Tirupati–Charlapalli Express

Overview
- Service type: Express
- Status: Active
- Locale: Andhra Pradesh and Telangana
- First service: 14 May 2026; 19 days ago
- Current operator: South Coast Railway (SCoR)

Route
- Termini: Tirupati (TPTY) Charlapalli (CHZ)
- Stops: 2
- Distance travelled: 729 km (453 mi)
- Average journey time: 15h 55m
- Service frequency: Weekly
- Train number: 17443 / 17444

On-board services
- Classes: General Unreserved, Sleeper Class, AC 3rd Class, AC 2nd Class
- Seating arrangements: Yes
- Sleeping arrangements: Yes
- Catering facilities: Pantry Car
- Observation facilities: Large windows
- Baggage facilities: No
- Other facilities: Below the seats

Technical
- Rolling stock: LHB coach
- Track gauge: 1,676 mm (5 ft 6 in)
- Electrification: 25 kV 50 Hz AC Overhead line
- Operating speed: 130 km/h (81 mph) maximum, 46 km/h (29 mph) average including halts.
- Track owner: Indian Railways

= Tirupati–Charlapalli Express =

Train in India

The 17443 / 17444 Tirupati–Charlapalli Express (via Proddatur) is an express train belonging to South Central Railway zone that runs between the city Tirupati of Andhra Pradesh and Charlapalli of Telangana in India.

It operates as train number 17443 from Tirupati to Charlapalli and as train number 17444 in the reverse direction, serving the states of Telangana and Andhra Pradesh.

== Services ==
• 17443/ Tirupati–Charlapalli Express has an average speed of 46 km/h and covers 729 km in 15h 55m.

• 17444/ Charlapalli–Tirupati Express has an average speed of 48 km/h and covers 729 km in 15h 10m.

== Route and halts ==
The important halts of the train are :
- Tirupati
- Charlapalli

== Schedule ==
• 17443 – 4:30 pm (Tuesday) [Tirupati]

• 17444 – 9:20 pm (Wednesday) [Charlapalli]

== Coach composition ==

1. General Unreserved – 4
2. Sleeper Class – 11
3. AC 3rd Class – 5
4. AC 2nd Class – 2

== Traction ==
As the entire route is fully electrified, it is hauled by a Royapuram Shed-based WAP-7 electric locomotive from Tirupati to Charlapalli and vice versa.

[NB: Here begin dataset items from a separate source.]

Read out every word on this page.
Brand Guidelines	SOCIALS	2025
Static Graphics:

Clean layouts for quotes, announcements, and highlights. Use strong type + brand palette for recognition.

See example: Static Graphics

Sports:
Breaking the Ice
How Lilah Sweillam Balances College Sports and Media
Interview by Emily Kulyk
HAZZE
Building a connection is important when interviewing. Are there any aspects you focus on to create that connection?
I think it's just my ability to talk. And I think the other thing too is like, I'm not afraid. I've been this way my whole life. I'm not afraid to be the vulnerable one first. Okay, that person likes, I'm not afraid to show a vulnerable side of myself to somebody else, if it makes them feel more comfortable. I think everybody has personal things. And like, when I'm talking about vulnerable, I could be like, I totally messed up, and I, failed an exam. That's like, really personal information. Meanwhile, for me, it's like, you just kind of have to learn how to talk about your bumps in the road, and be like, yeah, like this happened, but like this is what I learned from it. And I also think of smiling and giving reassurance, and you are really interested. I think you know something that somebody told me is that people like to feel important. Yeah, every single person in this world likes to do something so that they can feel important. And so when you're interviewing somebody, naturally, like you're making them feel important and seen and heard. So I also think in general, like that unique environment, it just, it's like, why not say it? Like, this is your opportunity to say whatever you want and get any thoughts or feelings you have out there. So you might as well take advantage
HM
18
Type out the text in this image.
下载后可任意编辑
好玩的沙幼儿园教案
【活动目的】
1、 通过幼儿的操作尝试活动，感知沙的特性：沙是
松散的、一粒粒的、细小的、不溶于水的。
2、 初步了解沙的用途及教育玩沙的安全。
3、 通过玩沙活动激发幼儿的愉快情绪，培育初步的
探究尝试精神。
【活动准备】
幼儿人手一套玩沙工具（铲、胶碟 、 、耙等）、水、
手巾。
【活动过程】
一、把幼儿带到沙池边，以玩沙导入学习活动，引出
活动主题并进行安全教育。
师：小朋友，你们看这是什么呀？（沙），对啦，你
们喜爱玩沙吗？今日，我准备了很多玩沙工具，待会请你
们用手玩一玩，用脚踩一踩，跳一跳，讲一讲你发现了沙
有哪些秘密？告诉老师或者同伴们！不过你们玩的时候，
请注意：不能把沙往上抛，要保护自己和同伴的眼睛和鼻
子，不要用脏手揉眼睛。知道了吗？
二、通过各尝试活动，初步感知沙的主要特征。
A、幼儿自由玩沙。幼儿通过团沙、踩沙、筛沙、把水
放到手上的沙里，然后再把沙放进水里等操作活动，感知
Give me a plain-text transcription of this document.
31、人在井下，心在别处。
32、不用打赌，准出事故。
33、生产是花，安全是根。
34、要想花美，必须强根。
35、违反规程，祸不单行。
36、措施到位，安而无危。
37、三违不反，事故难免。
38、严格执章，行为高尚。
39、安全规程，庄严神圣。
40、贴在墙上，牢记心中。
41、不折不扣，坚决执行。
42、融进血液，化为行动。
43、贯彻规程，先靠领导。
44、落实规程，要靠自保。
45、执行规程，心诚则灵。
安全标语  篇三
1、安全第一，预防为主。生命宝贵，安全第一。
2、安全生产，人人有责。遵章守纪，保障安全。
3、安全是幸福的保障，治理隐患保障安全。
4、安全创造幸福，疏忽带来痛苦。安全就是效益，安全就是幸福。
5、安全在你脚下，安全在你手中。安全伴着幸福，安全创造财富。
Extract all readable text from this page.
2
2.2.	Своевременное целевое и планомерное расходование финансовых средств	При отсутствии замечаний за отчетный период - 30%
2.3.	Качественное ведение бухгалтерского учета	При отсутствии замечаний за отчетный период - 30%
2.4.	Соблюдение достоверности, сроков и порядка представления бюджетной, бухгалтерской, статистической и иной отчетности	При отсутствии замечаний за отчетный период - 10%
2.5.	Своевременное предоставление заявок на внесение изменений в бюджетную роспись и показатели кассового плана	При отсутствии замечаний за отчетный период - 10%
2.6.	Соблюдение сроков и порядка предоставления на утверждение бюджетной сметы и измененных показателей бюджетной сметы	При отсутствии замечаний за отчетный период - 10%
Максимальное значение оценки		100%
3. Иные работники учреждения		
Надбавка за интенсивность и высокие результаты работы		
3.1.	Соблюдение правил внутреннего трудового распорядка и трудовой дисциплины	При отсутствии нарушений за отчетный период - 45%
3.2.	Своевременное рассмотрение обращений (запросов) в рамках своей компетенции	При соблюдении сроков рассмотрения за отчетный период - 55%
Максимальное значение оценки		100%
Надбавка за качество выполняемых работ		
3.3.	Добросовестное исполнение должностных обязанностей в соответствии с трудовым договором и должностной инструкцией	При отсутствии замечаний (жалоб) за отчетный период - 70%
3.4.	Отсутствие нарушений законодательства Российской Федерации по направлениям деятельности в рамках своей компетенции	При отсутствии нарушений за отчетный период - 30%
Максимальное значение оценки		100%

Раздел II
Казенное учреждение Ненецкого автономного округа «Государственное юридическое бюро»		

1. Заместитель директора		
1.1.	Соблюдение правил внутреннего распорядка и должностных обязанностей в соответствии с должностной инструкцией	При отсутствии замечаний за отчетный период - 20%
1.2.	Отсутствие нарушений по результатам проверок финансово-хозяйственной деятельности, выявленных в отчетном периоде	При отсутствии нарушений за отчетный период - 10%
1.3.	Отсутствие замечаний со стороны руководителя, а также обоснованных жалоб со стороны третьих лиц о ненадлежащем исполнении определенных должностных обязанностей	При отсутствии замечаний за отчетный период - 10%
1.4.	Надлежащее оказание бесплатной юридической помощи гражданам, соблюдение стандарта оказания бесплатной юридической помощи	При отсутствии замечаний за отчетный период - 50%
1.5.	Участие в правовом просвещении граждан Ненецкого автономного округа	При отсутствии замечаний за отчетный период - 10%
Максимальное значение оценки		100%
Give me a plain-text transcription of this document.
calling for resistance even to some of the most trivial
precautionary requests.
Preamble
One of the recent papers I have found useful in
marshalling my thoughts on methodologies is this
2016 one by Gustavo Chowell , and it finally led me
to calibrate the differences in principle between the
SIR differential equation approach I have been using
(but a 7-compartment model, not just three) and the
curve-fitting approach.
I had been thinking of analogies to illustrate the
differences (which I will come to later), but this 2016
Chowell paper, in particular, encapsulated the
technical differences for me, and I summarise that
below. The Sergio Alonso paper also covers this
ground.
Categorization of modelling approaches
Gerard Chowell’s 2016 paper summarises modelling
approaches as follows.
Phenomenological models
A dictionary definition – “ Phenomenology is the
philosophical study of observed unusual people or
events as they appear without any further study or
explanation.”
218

== Rake reversal or rake share ==
No rake reversal or rake share.

== See also ==
Trains from Tirupati :
1. Tirupati–Srikakulam Road Humsafar Express
2. Tirupati–Narasapur Express
3. Tirupati–Sainagar Shirdi Weekly Express (via Guntur)
4. Visakhapatnam–Tirupati Double Decker Express
5. Sapthagiri Express

Trains from Charlapalli :

1. Kamakhya–Charlapalli Amrit Bharat Express
2. Charlapalli–Narasapur Express
3. Charlapalli–Bhubaneswar New Express
4. Charlapalli – Thiruvananthapuram North Amrit Bharat Express
5. Gorakhpur–Charlapalli Express
== Notes ==
a. Runs one day in a week with both directions.